QQQ VRVP Daily & Weekly Chart
59.40%: over 20 EMA | 54.45%: over 50 EMA | 52.47%: over 200 EMA
QQQ is still showing slightly better relative strength than SPY, but it is also more extended. The Nasdaq has a 66 relative strength rating versus the SPY’s 60, but it is sitting at 5.2x ATR from the 50-day EMA, which makes a pullback to the rising 10-day EMA the higher-probability move.
The correct playbook now is changing. This is no longer the ideal environment for chasing opening range high breakouts; the higher-efficacy setup is now pullback longs into the rising moving average complex (e.g. see META below).

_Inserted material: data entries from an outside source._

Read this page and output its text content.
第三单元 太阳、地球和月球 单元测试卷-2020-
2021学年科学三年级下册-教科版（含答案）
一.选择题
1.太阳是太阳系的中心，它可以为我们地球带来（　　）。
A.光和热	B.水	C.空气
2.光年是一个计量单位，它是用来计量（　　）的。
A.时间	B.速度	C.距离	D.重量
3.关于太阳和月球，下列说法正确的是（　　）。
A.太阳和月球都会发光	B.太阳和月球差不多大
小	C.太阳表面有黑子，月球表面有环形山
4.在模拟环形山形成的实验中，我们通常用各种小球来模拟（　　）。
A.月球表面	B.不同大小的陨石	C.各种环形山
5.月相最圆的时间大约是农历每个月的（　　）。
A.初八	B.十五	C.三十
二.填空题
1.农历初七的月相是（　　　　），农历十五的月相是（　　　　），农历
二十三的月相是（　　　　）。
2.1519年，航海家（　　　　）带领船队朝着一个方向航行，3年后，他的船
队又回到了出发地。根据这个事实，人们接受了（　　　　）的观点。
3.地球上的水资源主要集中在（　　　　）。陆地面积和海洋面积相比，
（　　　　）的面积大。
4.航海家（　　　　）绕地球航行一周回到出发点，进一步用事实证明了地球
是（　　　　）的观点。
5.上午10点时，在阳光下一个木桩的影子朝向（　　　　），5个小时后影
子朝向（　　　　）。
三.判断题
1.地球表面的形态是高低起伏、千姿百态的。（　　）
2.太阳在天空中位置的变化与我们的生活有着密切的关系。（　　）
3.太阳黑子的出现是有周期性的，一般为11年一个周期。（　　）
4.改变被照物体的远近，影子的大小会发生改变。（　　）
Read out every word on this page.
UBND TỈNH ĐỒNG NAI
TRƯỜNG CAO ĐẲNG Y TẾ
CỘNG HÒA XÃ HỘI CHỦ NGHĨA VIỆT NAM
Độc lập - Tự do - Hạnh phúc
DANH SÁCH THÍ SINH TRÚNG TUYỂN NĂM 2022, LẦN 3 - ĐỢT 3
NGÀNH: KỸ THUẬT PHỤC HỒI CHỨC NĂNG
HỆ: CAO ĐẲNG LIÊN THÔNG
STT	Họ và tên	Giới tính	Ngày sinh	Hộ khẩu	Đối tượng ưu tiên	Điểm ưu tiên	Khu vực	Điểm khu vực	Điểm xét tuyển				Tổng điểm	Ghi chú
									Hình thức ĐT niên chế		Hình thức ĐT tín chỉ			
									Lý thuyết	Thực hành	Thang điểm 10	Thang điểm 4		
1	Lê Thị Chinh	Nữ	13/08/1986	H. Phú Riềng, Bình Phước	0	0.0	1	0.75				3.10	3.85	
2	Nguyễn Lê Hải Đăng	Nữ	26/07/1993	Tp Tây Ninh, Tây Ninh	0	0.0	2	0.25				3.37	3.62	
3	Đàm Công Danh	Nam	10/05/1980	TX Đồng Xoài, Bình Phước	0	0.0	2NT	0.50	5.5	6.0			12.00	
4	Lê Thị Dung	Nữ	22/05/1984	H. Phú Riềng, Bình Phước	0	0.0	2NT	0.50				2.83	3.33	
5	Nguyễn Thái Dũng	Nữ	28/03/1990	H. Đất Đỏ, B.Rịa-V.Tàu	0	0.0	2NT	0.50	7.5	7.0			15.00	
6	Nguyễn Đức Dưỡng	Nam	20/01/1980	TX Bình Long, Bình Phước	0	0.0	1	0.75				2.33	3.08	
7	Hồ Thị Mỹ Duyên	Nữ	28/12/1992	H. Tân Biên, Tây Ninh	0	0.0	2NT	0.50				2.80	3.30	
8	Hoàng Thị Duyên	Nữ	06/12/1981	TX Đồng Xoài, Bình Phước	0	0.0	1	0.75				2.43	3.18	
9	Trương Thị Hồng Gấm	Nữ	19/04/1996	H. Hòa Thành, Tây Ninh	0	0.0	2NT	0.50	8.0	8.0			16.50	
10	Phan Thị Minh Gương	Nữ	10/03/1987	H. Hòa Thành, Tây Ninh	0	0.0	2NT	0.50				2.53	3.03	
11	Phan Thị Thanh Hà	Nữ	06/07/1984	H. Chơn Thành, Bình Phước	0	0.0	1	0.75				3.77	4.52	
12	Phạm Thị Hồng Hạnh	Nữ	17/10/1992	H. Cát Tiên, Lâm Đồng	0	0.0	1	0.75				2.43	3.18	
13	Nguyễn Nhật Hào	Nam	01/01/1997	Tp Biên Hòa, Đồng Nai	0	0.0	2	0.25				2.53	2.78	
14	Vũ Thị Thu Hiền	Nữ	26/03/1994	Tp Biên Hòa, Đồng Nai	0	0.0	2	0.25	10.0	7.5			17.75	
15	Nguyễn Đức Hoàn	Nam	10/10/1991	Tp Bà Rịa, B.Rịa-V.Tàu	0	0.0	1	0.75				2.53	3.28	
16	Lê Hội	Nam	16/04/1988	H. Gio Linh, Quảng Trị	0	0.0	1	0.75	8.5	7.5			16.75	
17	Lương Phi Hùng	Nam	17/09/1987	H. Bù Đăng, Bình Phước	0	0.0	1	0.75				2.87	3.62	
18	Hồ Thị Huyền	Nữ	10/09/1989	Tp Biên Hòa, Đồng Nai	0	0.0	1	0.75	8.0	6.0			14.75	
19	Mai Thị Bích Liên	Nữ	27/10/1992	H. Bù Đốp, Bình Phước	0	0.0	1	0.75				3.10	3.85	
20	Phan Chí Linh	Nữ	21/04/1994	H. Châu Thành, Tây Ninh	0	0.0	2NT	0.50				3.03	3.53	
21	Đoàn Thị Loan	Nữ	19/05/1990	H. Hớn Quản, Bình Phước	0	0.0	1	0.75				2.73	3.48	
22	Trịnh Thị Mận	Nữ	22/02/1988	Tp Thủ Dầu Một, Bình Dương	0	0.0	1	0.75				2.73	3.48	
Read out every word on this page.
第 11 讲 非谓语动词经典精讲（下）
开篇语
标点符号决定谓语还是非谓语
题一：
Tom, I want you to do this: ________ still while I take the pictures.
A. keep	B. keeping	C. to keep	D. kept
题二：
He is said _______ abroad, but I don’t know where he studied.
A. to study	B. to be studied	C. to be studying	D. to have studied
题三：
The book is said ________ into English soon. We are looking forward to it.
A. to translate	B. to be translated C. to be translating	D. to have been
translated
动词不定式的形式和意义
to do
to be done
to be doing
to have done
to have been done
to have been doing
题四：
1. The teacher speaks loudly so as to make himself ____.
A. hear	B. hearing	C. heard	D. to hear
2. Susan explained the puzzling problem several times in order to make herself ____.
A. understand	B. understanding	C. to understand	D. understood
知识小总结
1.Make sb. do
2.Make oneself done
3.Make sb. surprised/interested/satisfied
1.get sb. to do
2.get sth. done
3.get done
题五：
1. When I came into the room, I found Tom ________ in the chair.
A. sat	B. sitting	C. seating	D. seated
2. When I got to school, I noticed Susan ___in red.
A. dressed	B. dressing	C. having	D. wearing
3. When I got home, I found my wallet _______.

META VRVP Daily & Weekly Chart

S&P 400 Midcap

MDY VRVP Daily & Weekly Chart
67.91%: over 20 EMA | 63.65%: over 50 EMA | 60.15%: over 200 EMA
MDY is still holding an important demand zone. The mid-caps broke below the 10-day EMA yesterday but bounced directly from the $655 area, where the VRVP shows roughly a 2-to-1 buyer imbalance with 203k shares traded green versus 102k red.
For MDY, the key is whether price can reclaim the midpoint of the range near $664. If it fails, a deeper pullback toward the rising 20-day EMA near $650 remains viable, and that level also shows strong buyer aggression on the volume profile.

Russell 2000

IWM VRVP Daily & Weekly Chart
71.39%: over 20 EMA | 71.07%: over 50 EMA | 61.54%: over 200 EMA
IWM remains one of the strongest risk-on proxies, but it is also beginning to cool. Roughly 71% of Russell stocks remain above their 20-day and 50-day moving averages, which shows strength, but short-term breadth is still hot enough to justify patience.
The Russell 2000 is forming a strong high-tight flag, but a pullback to the 20-day EMA would be healthy. Price has now contracted for 11 days while holding the 10-day EMA, but the VRVP shows a visible gap down toward the 20-day EMA, making a -2.21% pullback a realistic and tradable scenario.
The broader message is simple: this is not a broken market, but it is no longer an easy chase market. Breadth is still strong, buyers are still defending key levels, but oil strength and semiconductor mean reversion mean traders should shift toward pullback entries rather than late breakout exposure.

FOCUSED GROUP
BOAT: Shipping & Oil Pushing Together

BOAT VRVP Daily & Weekly Chart
The group we are most focused on right now is BOAT, because global shipping is starting to re-enter focus exactly as crude continues pushing higher. Shipping tends to respond quickly when oil strength persists, and this is now becoming one of the more technically interesting areas outside traditional energy.
Earlier this year, between early January and early March, BOAT delivered one of the strongest thematic moves we have seen in recent quarters, rallying roughly 36% in 55 trading days. At the peak of that move, it reached roughly 13 ATR multiples above the 50-day moving average, which again reinforces why ATR extension matters so much when identifying parabolic conditions.
After that initial vertical phase, BOAT has spent roughly 63 trading days building a very clean intermediary Stage 2 base, holding its rising 10-week moving average while price volatility has tightened materially.
The structure now is exactly what you want to see in a healthy continuation candidate: higher lows, lower highs, declining volume, and clear volatility contraction. In other words, a textbook VCP structure.
Volume expanded progressively during the initial January-to-March advance, then faded during consolidation — which is constructive. It suggests supply has gradually been absorbed rather than aggressively distributed.
Relative strength remains extremely high, with a 90 RS rating versus the SPX, which is why this remains a group worth tracking closely while oil continues pressing higher.
What makes BOAT especially relevant now is that it sits at the intersection of two active themes: industrial transport and energy sensitivity. Sector composition reflects that clearly — roughly 70.7% industrials and 29.3% energy exposure.
Do not just look at the ETF itself. Focus on the underlying holdings, identify which names are leading the group, and then narrow them based on your own execution style — especially ADR, liquidity, and trend cleanliness.
If oil remains bid and the broader market enters a pullback phase without breaking structurally, BOAT is one of the cleaner groups that can continue separating from the rest of the tape.